Why Teens Need Edgy Fiction

Presented at ALAN, November 2003

I write dark and edgy fiction and sometimes the question arises—why? What is the need to uncover and peer to the dangerous recesses of human behavior for our teens? Is it necessary?
I, obviously, think it is.

Once, I either read or heard--I was wool gathering and I haven’t a clue where I got this—but it was something like-- teens have no place in their brain for predicting a future consequence—for themselves. After I came out of my fog, I began using this idea in teaching. When a student did something that brought him or her onto my-- you don’t want to be here-- radar screen, I would ask “What did you think would happen?” If the student had a fight with another student the “puncher” thought the other person would “get theirs” meaning that the “punchee” would end up bleeding. But when I asked “What did you think would happen to you? I always got the same answer. Always. “I don’t know.”

Maybe that’s one of the defining issues that separate teens from adults: the ability to see and appreciate the future consequences of one’s actions. A teen will time and again embark upon a course of action without much if any thought to what exactly will happen to him or her as a result.

There are some common dark urges in teens. Rage against teachers, parents other students. Suicide. And there are dark and edgy books that address those issues.

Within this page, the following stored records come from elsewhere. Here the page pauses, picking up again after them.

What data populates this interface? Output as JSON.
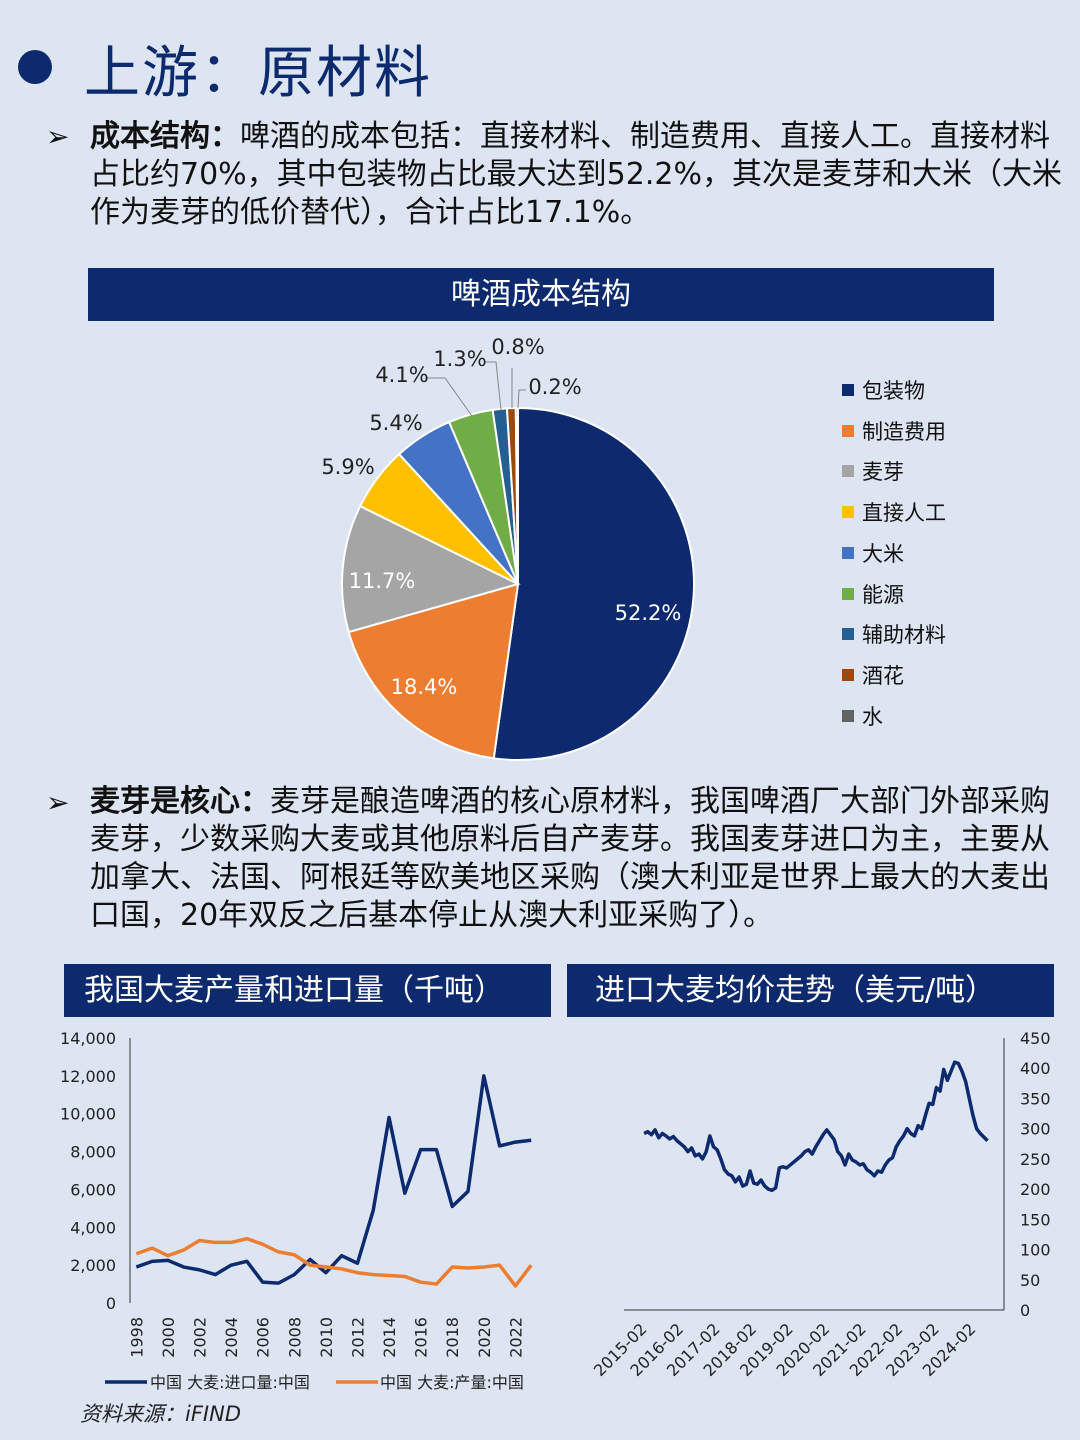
{
  "header": {
    "title": "上游：原材料"
  },
  "section1": {
    "bullet": "➢",
    "heading": "成本结构：",
    "text": "啤酒的成本包括：直接材料、制造费用、直接人工。直接材料占比约70%，其中包装物占比最大达到52.2%，其次是麦芽和大米（大米作为麦芽的低价替代），合计占比17.1%。"
  },
  "section2": {
    "bullet": "➢",
    "heading": "麦芽是核心：",
    "text": "麦芽是酿造啤酒的核心原材料，我国啤酒厂大部门外部采购麦芽，少数采购大麦或其他原料后自产麦芽。我国麦芽进口为主，主要从加拿大、法国、阿根廷等欧美地区采购（澳大利亚是世界上最大的大麦出口国，20年双反之后基本停止从澳大利亚采购了）。"
  },
  "source": "资料来源：iFIND",
  "chart_data": [
    {
      "type": "pie",
      "title": "啤酒成本结构",
      "labels": [
        "包装物",
        "制造费用",
        "麦芽",
        "直接人工",
        "大米",
        "能源",
        "辅助材料",
        "酒花",
        "水"
      ],
      "values": [
        52.2,
        18.4,
        11.7,
        5.9,
        5.4,
        4.1,
        1.3,
        0.8,
        0.2
      ],
      "value_labels": [
        "52.2%",
        "18.4%",
        "11.7%",
        "5.9%",
        "5.4%",
        "4.1%",
        "1.3%",
        "0.8%",
        "0.2%"
      ],
      "colors": [
        "#0d2a6e",
        "#ed7d31",
        "#a5a5a5",
        "#ffc000",
        "#4472c4",
        "#70ad47",
        "#255e91",
        "#9e480e",
        "#636363"
      ],
      "legend_position": "right"
    },
    {
      "type": "line",
      "title": "我国大麦产量和进口量（千吨）",
      "x": [
        1998,
        1999,
        2000,
        2001,
        2002,
        2003,
        2004,
        2005,
        2006,
        2007,
        2008,
        2009,
        2010,
        2011,
        2012,
        2013,
        2014,
        2015,
        2016,
        2017,
        2018,
        2019,
        2020,
        2021,
        2022,
        2023
      ],
      "x_ticks": [
        "1998",
        "2000",
        "2002",
        "2004",
        "2006",
        "2008",
        "2010",
        "2012",
        "2014",
        "2016",
        "2018",
        "2020",
        "2022"
      ],
      "y_ticks": [
        "0",
        "2,000",
        "4,000",
        "6,000",
        "8,000",
        "10,000",
        "12,000",
        "14,000"
      ],
      "ylim": [
        0,
        14000
      ],
      "series": [
        {
          "name": "中国 大麦:进口量:中国",
          "color": "#0d2a6e",
          "values": [
            1900,
            2200,
            2250,
            1900,
            1750,
            1500,
            2000,
            2200,
            1100,
            1050,
            1500,
            2300,
            1600,
            2500,
            2100,
            4900,
            9800,
            5800,
            8100,
            8100,
            5100,
            5900,
            12000,
            8300,
            8500,
            8600
          ]
        },
        {
          "name": "中国 大麦:产量:中国",
          "color": "#ed7d31",
          "values": [
            2600,
            2900,
            2500,
            2800,
            3300,
            3200,
            3200,
            3400,
            3100,
            2700,
            2550,
            2000,
            1900,
            1800,
            1600,
            1500,
            1450,
            1400,
            1100,
            1000,
            1900,
            1850,
            1900,
            2000,
            900,
            2000
          ]
        }
      ],
      "legend_position": "bottom"
    },
    {
      "type": "line",
      "title": "进口大麦均价走势（美元/吨）",
      "x_ticks": [
        "2015-02",
        "2016-02",
        "2017-02",
        "2018-02",
        "2019-02",
        "2020-02",
        "2021-02",
        "2022-02",
        "2023-02",
        "2024-02"
      ],
      "y_ticks": [
        "0",
        "50",
        "100",
        "150",
        "200",
        "250",
        "300",
        "350",
        "400",
        "450"
      ],
      "ylim": [
        0,
        450
      ],
      "y_axis_side": "right",
      "series": [
        {
          "name": "",
          "color": "#0d2a6e",
          "x": [
            2015.0,
            2015.1,
            2015.2,
            2015.3,
            2015.4,
            2015.5,
            2015.6,
            2015.7,
            2015.8,
            2015.9,
            2016.0,
            2016.1,
            2016.2,
            2016.3,
            2016.4,
            2016.5,
            2016.6,
            2016.7,
            2016.8,
            2016.9,
            2017.0,
            2017.1,
            2017.2,
            2017.3,
            2017.4,
            2017.5,
            2017.6,
            2017.7,
            2017.8,
            2017.9,
            2018.0,
            2018.1,
            2018.2,
            2018.3,
            2018.4,
            2018.5,
            2018.6,
            2018.7,
            2018.8,
            2018.9,
            2019.0,
            2019.1,
            2019.2,
            2019.3,
            2019.4,
            2019.5,
            2019.6,
            2019.7,
            2019.8,
            2019.9,
            2020.0,
            2020.1,
            2020.2,
            2020.3,
            2020.4,
            2020.5,
            2020.6,
            2020.7,
            2020.8,
            2020.9,
            2021.0,
            2021.1,
            2021.2,
            2021.3,
            2021.4,
            2021.5,
            2021.6,
            2021.7,
            2021.8,
            2021.9,
            2022.0,
            2022.1,
            2022.2,
            2022.3,
            2022.4,
            2022.5,
            2022.6,
            2022.7,
            2022.8,
            2022.9,
            2023.0,
            2023.1,
            2023.2,
            2023.3,
            2023.4,
            2023.5,
            2023.6,
            2023.7,
            2023.8,
            2023.9,
            2024.0,
            2024.1,
            2024.2,
            2024.3,
            2024.4
          ],
          "values": [
            292,
            295,
            290,
            298,
            285,
            292,
            288,
            283,
            287,
            280,
            275,
            270,
            262,
            268,
            255,
            258,
            250,
            262,
            288,
            270,
            265,
            250,
            232,
            225,
            222,
            212,
            220,
            205,
            208,
            230,
            210,
            208,
            215,
            205,
            200,
            198,
            202,
            235,
            237,
            235,
            240,
            245,
            250,
            255,
            262,
            265,
            258,
            270,
            280,
            290,
            298,
            290,
            282,
            262,
            255,
            240,
            258,
            248,
            245,
            240,
            242,
            232,
            228,
            222,
            230,
            228,
            240,
            248,
            252,
            270,
            280,
            288,
            300,
            292,
            288,
            305,
            300,
            322,
            342,
            340,
            368,
            362,
            398,
            380,
            395,
            410,
            408,
            395,
            378,
            350,
            322,
            300,
            292,
            286,
            280
          ]
        }
      ]
    }
  ]
}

In the classic, KILLING MR. GRIFFIN, a harsh, by-the-book-teacher is kidnapped and subsequently dies.
MARTYN PIG by Kevin Brooks—Martyn accidentally kills his non-lamented father and covers up the crime.

And in my own SHATTERING GLASS four boys beat a schoolmate to death.

One common thing these books share—a stray thought or two might have been tossed in the direction of future outcome—the consequences the teens in these books saw were unrealistic at best. And they had no adult guide.

I think our edgy YA writers are serving today’s teens a bit like the Brother’s Grimm served generations of younger readers. We show our readers the dark woods in hope that they won’t venture into them.

The teen years can be wonderful. So much happens in such a short span. But that also makes it confusing; a whirlwind of change and change is sometimes frightening, especially if one doesn’t have a guide. There are many paths and a few lead into dark, dangerous places and some of those places are one-way trails.

Many teens want to wander down those trails they long to look into the abyss. And dark and edgy books are a wonderful safety valve. These books are a way to peer into that abyss without actually standing on the edge and taking the chance of toppling over. One big step removed. I want teens to see that the abyss is dark, it is frightening and it is much too permanent—choose another path.

I don’t want YA fiction to be moralistic. I don’t want a YA book to be a cautionary tale. I do want the reader to live their darkness in fiction, to get the rage out, and to suffer the consequences on the page. The reader can work through natural teen confusion, despair, rage, and pain, but allow the character to walk in the dark woods, let the character commit the violence, and let the reader suffer the character’s consequences vicariously.